When was the last time that you were involved in an argument? What was the outcome? Did you continue to forcefully put your point of view without any wish to listen to the other side? You may have the authority or power to force your point of view, and if so, you may have walked away with a win/lose result. But I bet the atmosphere was icy for some time. And if you were engaged in an argument where the other person forced this outcome, then remember how you felt, it is not pleasant to recall.
The problem with this outcome is that no-one likes to be a loser, and if you force your own preferred outcome so that you get everything you want, you will force the other party to be a loser. They are unlikely to forget the humiliation; and will inevitably carry resentment long term. Should they then get the upper hand, then watch out. This is not a long term solution and has no place in negotiations.

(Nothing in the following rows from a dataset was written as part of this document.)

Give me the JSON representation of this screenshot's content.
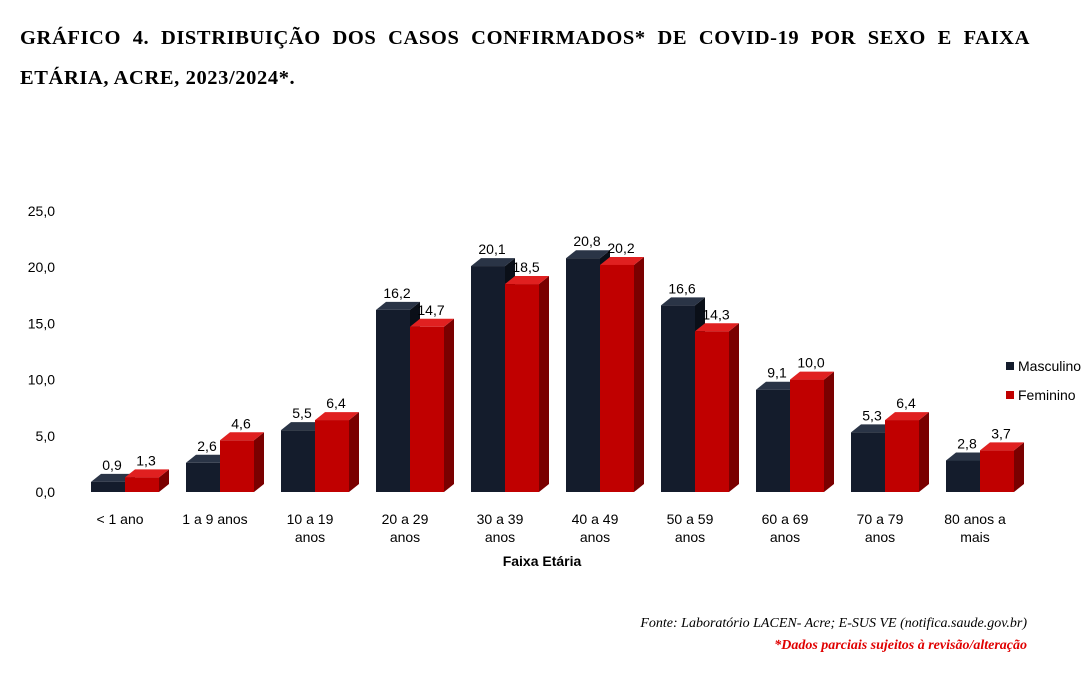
{
  "chart_data": {
    "type": "bar",
    "title": "GRÁFICO 4. DISTRIBUIÇÃO DOS CASOS CONFIRMADOS* DE COVID-19 POR SEXO E FAIXA ETÁRIA, ACRE, 2023/2024*.",
    "xlabel": "Faixa Etária",
    "ylabel": "",
    "ylim": [
      0,
      25
    ],
    "yticks": [
      "0,0",
      "5,0",
      "10,0",
      "15,0",
      "20,0",
      "25,0"
    ],
    "categories": [
      [
        "< 1 ano"
      ],
      [
        "1 a 9 anos"
      ],
      [
        "10 a 19",
        "anos"
      ],
      [
        "20 a 29",
        "anos"
      ],
      [
        "30 a 39",
        "anos"
      ],
      [
        "40 a 49",
        "anos"
      ],
      [
        "50 a 59",
        "anos"
      ],
      [
        "60 a 69",
        "anos"
      ],
      [
        "70 a 79",
        "anos"
      ],
      [
        "80 anos a",
        "mais"
      ]
    ],
    "series": [
      {
        "name": "Masculino",
        "color": "#141c2c",
        "values": [
          0.9,
          2.6,
          5.5,
          16.2,
          20.1,
          20.8,
          16.6,
          9.1,
          5.3,
          2.8
        ]
      },
      {
        "name": "Feminino",
        "color": "#c00000",
        "values": [
          1.3,
          4.6,
          6.4,
          14.7,
          18.5,
          20.2,
          14.3,
          10.0,
          6.4,
          3.7
        ]
      }
    ],
    "legend": "right",
    "grid": false
  },
  "source": "Fonte: Laboratório LACEN- Acre; E-SUS VE (notifica.saude.gov.br)",
  "note": "*Dados parciais sujeitos à revisão/alteração"
}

Unfortunately, another outcome of a bitter dispute is where neither party wins, when neither of them will shift their position nor be willing to look at other solutions that may help resolve the point at issue. If this continues then it’s almost all out war and no one wins anything, in fact it is the classic lose/lose situation and no-one is happy. Again, the willingness to work to resolve the issue is missing and the outcome can be devastating and have much wider implications.
So what about the ‘workable compromise’ ? Here, surely everyone wins? The trouble is that compromise is built on loss, both side of the problem have to loose something to achieve a compromise. And, no matter how the situation is resolved there may be a sense that they were forced into giving up something they did not want to. Compromise looks good on the surface, but resentment can be simmering underneath and when it breaks out it the person will be even more determined to force a win/lose result in their favour.
For instance the original point of contention may be that the employees want a $10 per day rise in wages. The employer offers $2 and they compromise on $6 per day. In this case although a compromise has been reached neither side is really happy. The employees feel that they were forced to accept less than they wanted, while the employer feels forced to give more than they think they can afford. Compromise? Yes, but at what cost.
The above results are often the outcome where argument is used rather than negotiation. Argument attacks the person, the individuals, or the organisation. Those who are acclaimed as “strong negotiators” are more often than not, determined arguers.
The real win/win result comes from a willingness to attack the problem rather than the opposition, and this requires collaboration to reach a consensus. Negotiation means a working together to create an outcome which is acceptable to all and sometimes this means looking at other options to resolve the dispute.
In the example above, if the parties worked together to achieve a collaborated outcome, the negotiated outcome could be that there would be no pay rise, but maybe a radical change of hours, increased bonuses and superannuation entitlements.
A successful negotiation is where both sides accept the result as a good deal for their party. An unwillingness to develop other solutions is not part of negotiations. And that of course is where arguments fail. Arguments mean that I have only one preferred solution: you accept my point of view and concede to my requests; and if you don’t there will be unpleasant consequences.
The skill in negotiation comes from positive communication that focuses on the problem, which is an outcome of cooperation; while argument opens up both parties to confrontation and unresolved conflict. While we will probably never be able to avoid conflicts or confrontation, if we learn the principles of negotiation we have a much better chance of reaching a cooperative outcome and positive results for both sides.